Cristianismo saudável

29 julho, 2008

Uma das imagens mais conhecidas da Igreja é que ela é um hospital. O grande problema é que nós, brasileiros, temos como referência o SUS. E a igreja evangélica brasileira seria a versão “gospel” do Sistema Único de Sáude.

O que temos visto é um corpo doente, e ainda ouso diagnosticar, estamos com hanseníase. Sim, a famosa Lepra dos tempos bíblicos. Porque hanseníase? Simples, perdemos a sensibilidade da dor, não a nossa, mas a do próximo. Perdemos o contato, uns com os outros. Não sentimos mais a diferença entre calor e frio, seja ele humano ou espiritual.

O mais importante hoje em dia é a unção, o mover. Seja ele profético ou apostólico. E cresce a massa descerebrada, sem noção da verdade e de vida espiritual medíocre, baseada única e exclusivamente no seu próprio umbigo.

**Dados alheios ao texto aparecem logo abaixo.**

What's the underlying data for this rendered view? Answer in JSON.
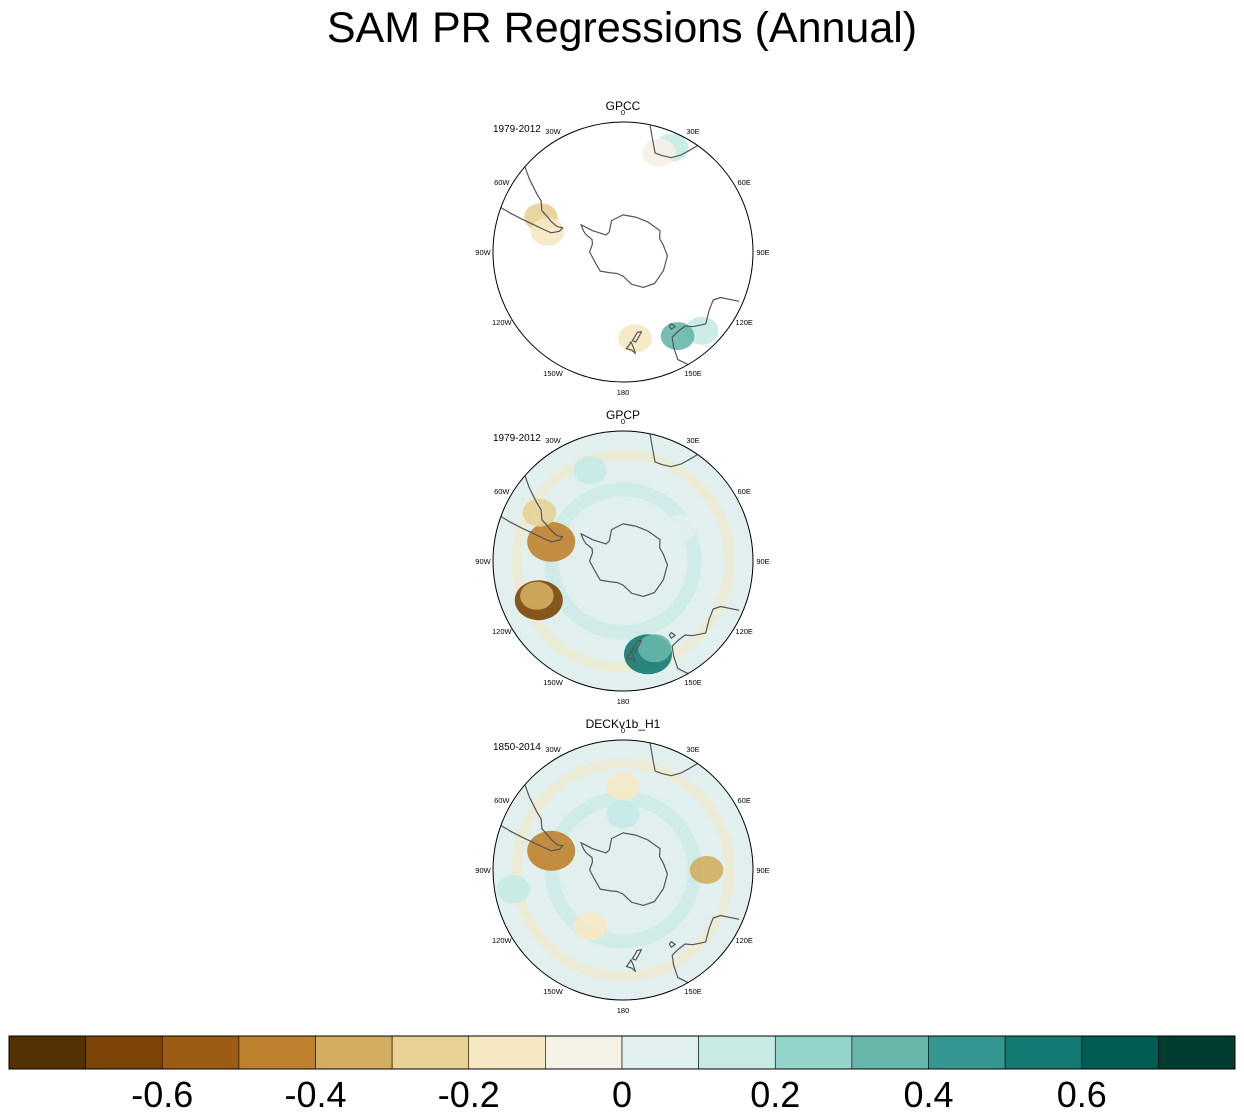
{
  "chart_data": {
    "type": "heatmap",
    "title": "SAM PR Regressions (Annual)",
    "projection": "south polar stereographic",
    "lon_labels": [
      "0",
      "30E",
      "60E",
      "90E",
      "120E",
      "150E",
      "180",
      "150W",
      "120W",
      "90W",
      "60W",
      "30W"
    ],
    "panels": [
      {
        "name": "GPCC",
        "period": "1979-2012",
        "coverage": "land only",
        "features": [
          {
            "region": "southern South America",
            "lon": -67,
            "lat": -42,
            "value": -0.3
          },
          {
            "region": "southern South America coast",
            "lon": -75,
            "lat": -48,
            "value": -0.15
          },
          {
            "region": "southern Africa",
            "lon": 25,
            "lat": -28,
            "value": 0.1
          },
          {
            "region": "southern Africa tip",
            "lon": 20,
            "lat": -33,
            "value": -0.1
          },
          {
            "region": "southern Australia",
            "lon": 135,
            "lat": -30,
            "value": 0.1
          },
          {
            "region": "southeast Australia",
            "lon": 147,
            "lat": -36,
            "value": 0.35
          },
          {
            "region": "New Zealand",
            "lon": 172,
            "lat": -43,
            "value": -0.15
          }
        ]
      },
      {
        "name": "GPCP",
        "period": "1979-2012",
        "coverage": "global",
        "features": [
          {
            "region": "South Pacific",
            "lon": -115,
            "lat": -40,
            "value": -0.65
          },
          {
            "region": "South Pacific outer",
            "lon": -112,
            "lat": -40,
            "value": -0.35
          },
          {
            "region": "southern Chile coast",
            "lon": -75,
            "lat": -50,
            "value": -0.45
          },
          {
            "region": "Argentina",
            "lon": -60,
            "lat": -38,
            "value": -0.25
          },
          {
            "region": "Tasman Sea",
            "lon": 165,
            "lat": -38,
            "value": 0.55
          },
          {
            "region": "Tasman Sea outer",
            "lon": 160,
            "lat": -40,
            "value": 0.3
          },
          {
            "region": "South Atlantic",
            "lon": -20,
            "lat": -38,
            "value": 0.15
          },
          {
            "region": "Southern Ocean ring",
            "lon": 60,
            "lat": -55,
            "value": 0.05
          }
        ]
      },
      {
        "name": "DECKv1b_H1",
        "period": "1850-2014",
        "coverage": "global",
        "features": [
          {
            "region": "Indian Ocean band",
            "lon": 90,
            "lat": -45,
            "value": -0.35
          },
          {
            "region": "southern Chile coast",
            "lon": -75,
            "lat": -50,
            "value": -0.45
          },
          {
            "region": "Antarctic margin ring",
            "lon": 0,
            "lat": -60,
            "value": 0.15
          },
          {
            "region": "mid-latitude ring",
            "lon": 0,
            "lat": -45,
            "value": -0.15
          },
          {
            "region": "Pacific ring",
            "lon": -150,
            "lat": -55,
            "value": -0.2
          },
          {
            "region": "subtropical ring",
            "lon": -100,
            "lat": -30,
            "value": 0.15
          }
        ]
      }
    ],
    "colorbar": {
      "levels": [
        -0.7,
        -0.6,
        -0.5,
        -0.4,
        -0.3,
        -0.2,
        -0.1,
        0,
        0.1,
        0.2,
        0.3,
        0.4,
        0.5,
        0.6,
        0.7
      ],
      "colors": [
        "#543005",
        "#7c4507",
        "#9c5c16",
        "#bf812d",
        "#d3ae61",
        "#e7d195",
        "#f6e8c3",
        "#f5f1e6",
        "#e1f0ee",
        "#c7eae5",
        "#95d4ca",
        "#67b7ab",
        "#35978f",
        "#137a72",
        "#015c53",
        "#003c30"
      ],
      "tick_labels": [
        "-0.6",
        "-0.4",
        "-0.2",
        "0",
        "0.2",
        "0.4",
        "0.6"
      ],
      "tick_values": [
        -0.6,
        -0.4,
        -0.2,
        0,
        0.2,
        0.4,
        0.6
      ]
    }
  }
}
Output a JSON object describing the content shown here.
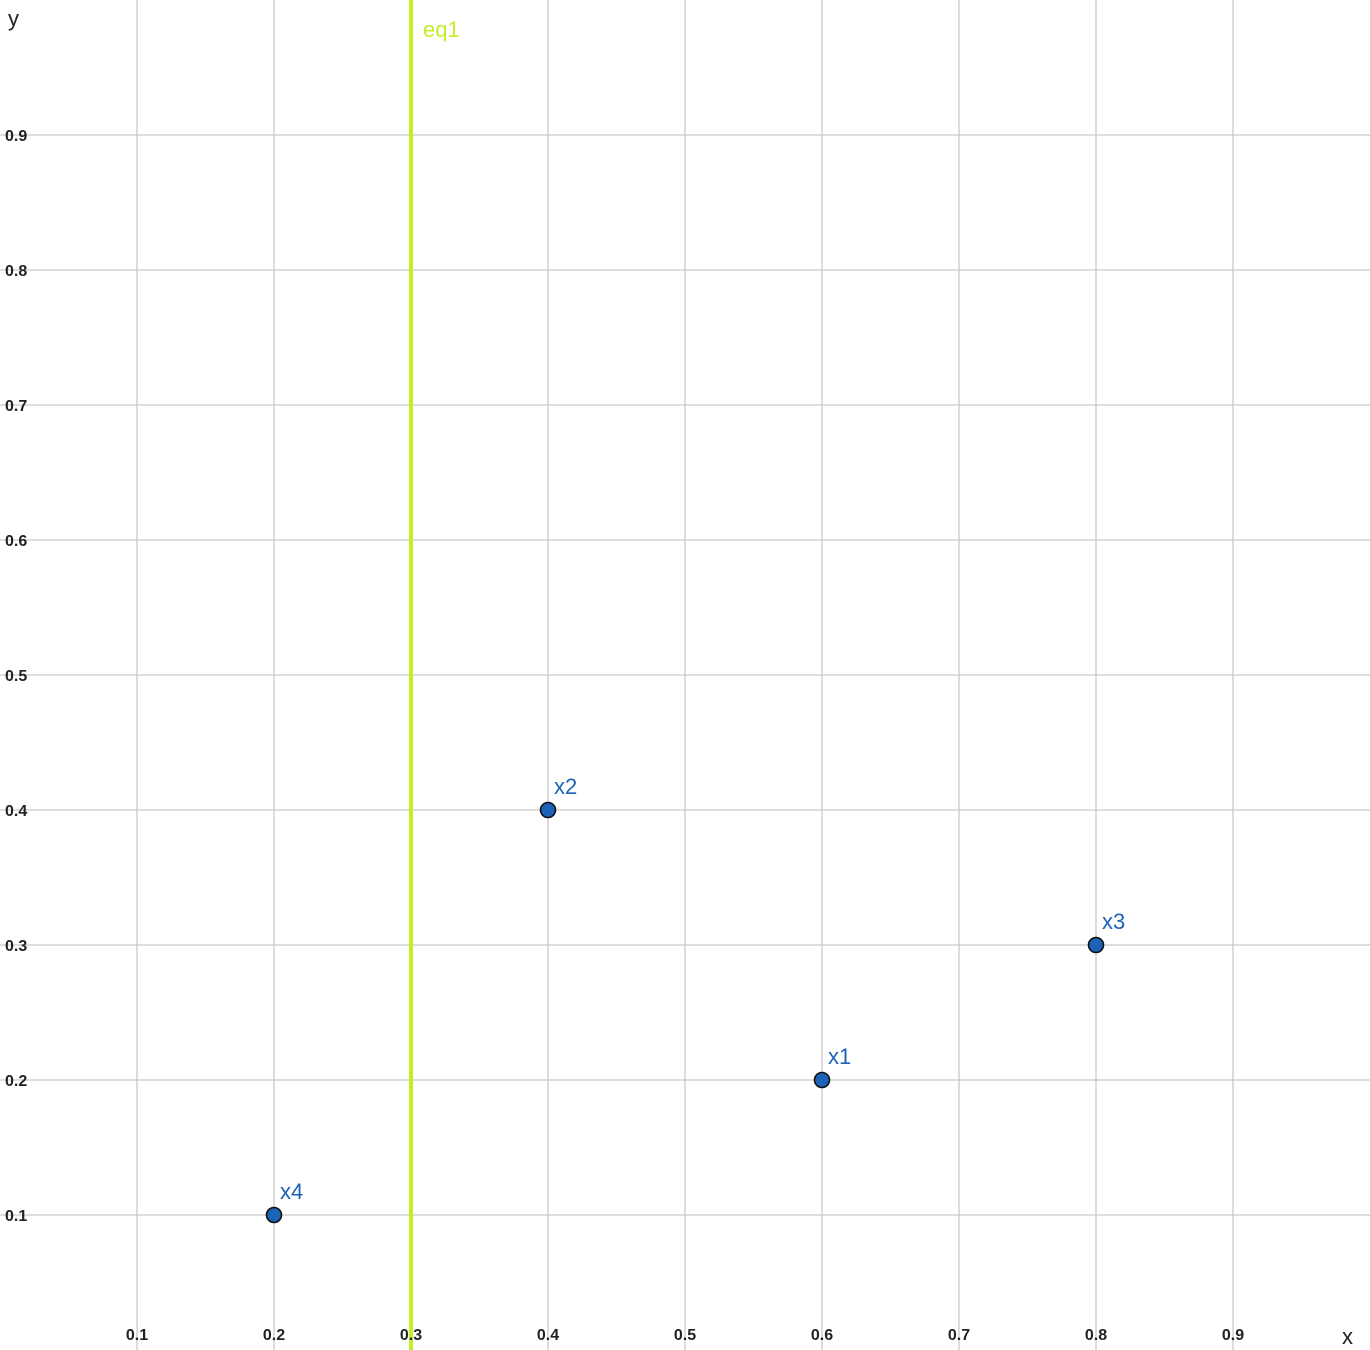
{
  "chart_data": {
    "type": "scatter",
    "x_label": "x",
    "y_label": "y",
    "xlim": [
      0,
      1
    ],
    "ylim": [
      0,
      1
    ],
    "xticks": [
      0.1,
      0.2,
      0.3,
      0.4,
      0.5,
      0.6,
      0.7,
      0.8,
      0.9
    ],
    "yticks": [
      0.1,
      0.2,
      0.3,
      0.4,
      0.5,
      0.6,
      0.7,
      0.8,
      0.9
    ],
    "grid": true,
    "points": {
      "labels": [
        "x1",
        "x2",
        "x3",
        "x4"
      ],
      "x": [
        0.6,
        0.4,
        0.8,
        0.2
      ],
      "y": [
        0.2,
        0.4,
        0.3,
        0.1
      ],
      "color": "#1c63b8"
    },
    "vertical_lines": [
      {
        "label": "eq1",
        "x": 0.3,
        "color": "#c5ee2a"
      }
    ]
  }
}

Um tempo atrás, escrevi um post com uma frase que dizia:  “E os evangélicos estão se tornando cada vez mais, seres extraterrestres afetados com uma fé idiota e absurdamente pós-moderna, mesmo sem saberem o que significa isso.” – (Pós-modernidade e ermitões). E fui questionado sobre o que eu queria dizer. Confesso que naquele momento apenas expressei minha ira com a situação evangélica nacional, era apenas um grito de manifesto, um protesto. E fui(re)pensar o que eu escrevi.

Nos tornamos extraterrestres a partir do momento que fugimos, decidimos ficar de fora, da história da humanidade, por achar que assim, seremos santos. Engraçado perceber, que Jesus, sendo santo, interferiu diretamente na história da humanidade, sem temer perder sua santidade. E no cotiadiano, é que vemos a ação do Messias. Em conversas de papo furado em beiras de poço, com pessoas de má fama, com pessoas cabeças duras e religiosas. Pessoas que achavam que podiam apenas dizer, “Senhor eu morro contigo se for o caso”. Tudo da boca pra fora. Porque na hora de ver quem era macho de segurar o rojão, ele foi o primeiro a pular fora. Temos que estar inseridos na política sim, mas também na cultura, nas artes, na publicidade, no carnaval, nos bares da esquina e nas conversas de futebol. Sem querer “gospelizar”, criar sub culturas ou guetos evangélicos. Mas estar inseridos no contexto do dia-a-dia.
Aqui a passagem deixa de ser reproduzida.